In fact, we introduced a discretization already at the neural network training stage, but we make it explicit here.

In [None]:
import pyro
from pyro.nn import PyroModule, PyroSample
import pyro.distributions as dist
from pyro.infer import  MCMC, NUTS
from pyro import poutine


class ProbRasterLatent(PyroModule):
    def __init__(
            self,
            process_predictor: "nn.Module",
            dims = (256,256),
            latent_dims = (16,16),
            interpolation = "bilinear",
            prior_scale = 0.01,
            obs_scale = 0.01,):
        super().__init__()
        self.dims = dims
        if latent_dims is None:
            latent_dims = dims
        self.latent_dims = latent_dims
        self.interpolation = interpolation
        self.prior_scale = prior_scale
        self.obs_scale = obs_scale
        self.process_predictor = process_predictor
        process_predictor.train(False)
        ## Do not fit the process predictor weights
        for param in self.process_predictor.parameters():
            param.requires_grad = False
        self.latent = PyroSample(dist.Normal(0, 0.01).expand(latent_dims).to_event(2))

    def get_latent(self):
        if self.latent_dims==self.dims:
            return self.latent.unsqueeze(0)
        l =  F.interpolate(
            self.latent.unsqueeze(0).unsqueeze(0),
            self.dims,
            mode=self.interpolation
        ).squeeze(0) #squeeze/unsqueeze is because of weird interpolate semantics
        return l

    def forward(self, X, y=None):
        #overwrite process predictor batch with my own latent
        mean = self.process_predictor({
            'x': X,
            'latent': self.get_latent(),
        })['forecast'].squeeze(-1)
        # print("mean", mean.shape)
        o = pyro.sample(
            "obs", dist.Normal(mean, self.obs_scale).to_event(2),
            obs=y)
        # print("o", o)
        return o


In [None]:
obs = dict_as_tensor(get_obs(data, 0, 2, y=True))

model = ProbRasterLatent(
    process_predictor.to(device),
    dims=obs['x'].shape[1:3],
    prior_scale=0.01,
    obs_scale=0.01,
)
trace = poutine.trace(model).get_trace(obs['x'], obs['y'])
print(trace.format_shapes())

model.to(device)
nuts_kernel = NUTS(model, full_mass=False, max_tree_depth=5, jit_compile=True) # high performacne config

mcmc = MCMC(nuts_kernel, num_samples=20, warmup_steps=10, num_chains=1)
mcmc.run(obs['x'], obs['y'])
mc_samples = {k: v.detach().cpu().numpy() for k, v in mcmc.get_samples().items()}


Note that this probabilistic model is not particularly clever.

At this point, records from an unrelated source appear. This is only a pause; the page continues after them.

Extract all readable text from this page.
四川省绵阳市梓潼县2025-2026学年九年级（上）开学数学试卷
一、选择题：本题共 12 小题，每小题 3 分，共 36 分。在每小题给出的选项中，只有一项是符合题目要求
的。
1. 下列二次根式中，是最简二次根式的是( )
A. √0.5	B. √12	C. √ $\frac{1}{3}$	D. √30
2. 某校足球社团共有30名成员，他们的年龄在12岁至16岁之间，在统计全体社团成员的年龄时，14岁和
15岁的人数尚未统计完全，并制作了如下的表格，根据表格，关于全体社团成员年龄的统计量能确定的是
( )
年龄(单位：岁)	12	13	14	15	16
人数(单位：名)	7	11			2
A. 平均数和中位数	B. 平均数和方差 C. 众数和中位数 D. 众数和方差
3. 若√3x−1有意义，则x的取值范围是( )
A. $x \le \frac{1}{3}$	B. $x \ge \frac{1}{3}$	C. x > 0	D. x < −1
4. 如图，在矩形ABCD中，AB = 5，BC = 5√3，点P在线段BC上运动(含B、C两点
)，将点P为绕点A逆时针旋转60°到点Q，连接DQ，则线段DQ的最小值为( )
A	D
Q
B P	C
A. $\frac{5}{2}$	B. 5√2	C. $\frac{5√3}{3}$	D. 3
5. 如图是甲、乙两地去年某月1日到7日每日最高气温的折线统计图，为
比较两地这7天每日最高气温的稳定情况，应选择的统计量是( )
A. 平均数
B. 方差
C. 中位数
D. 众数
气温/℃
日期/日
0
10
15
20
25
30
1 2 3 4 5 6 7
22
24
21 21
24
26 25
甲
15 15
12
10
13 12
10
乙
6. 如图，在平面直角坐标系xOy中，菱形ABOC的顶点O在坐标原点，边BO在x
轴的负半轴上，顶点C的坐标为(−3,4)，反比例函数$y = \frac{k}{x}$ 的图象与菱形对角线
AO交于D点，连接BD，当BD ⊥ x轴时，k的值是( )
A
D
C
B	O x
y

Would the latent forcing field be well-approximated by i.i.d. Gaussian noise? Probably not. But nonetheless the sample from this field are at least less weird than the non-probabilistic version.

In [None]:
multi_img_plot_batch(mc_samples['latent'], interpolation="bilinear", interval=3);

Additionally, if we take the mean over these samples, we get something that looks more like our target estimand:

In [None]:
img_plot(mc_samples['latent'].mean(0), interpolation="bilinear");

As a reminder, this is the answer we would ideally like to recover

In [None]:
img_plot(get_obs(data, 0, -1)['latent']);

With a little image processing we can compare these images with that error heatmap as before

In [None]:
posterior_mean = F.interpolate(
    mcmc.get_samples()['latent'].mean(0).unsqueeze(0).unsqueeze(0),
    (256,256),
    mode='bilinear').squeeze(0).squeeze(0).detach().cpu().numpy()
target = get_obs(data, 0, -1)['latent'].squeeze(0)
err = posterior_mean - target
multi_heatmap(
    [target, posterior_mean, err],
    ["Target", "Posterior mean", "Error"])
plt.show();

We can probably do better than this.

1. HMC is a good default MCMC algorithm, but probably in this case we could try Gibbs sampling to see if it is faster.
2. uncorrelated Gaussian noise is not plausible for such a model; we could assume some correlation structure for the latent field.
3. this raster grid basis is a little silly. We have reason to suspect that a Fourier basis would be better; however, complex numbers are not well supported by pyro, so I didn't have time to implement all that we needed.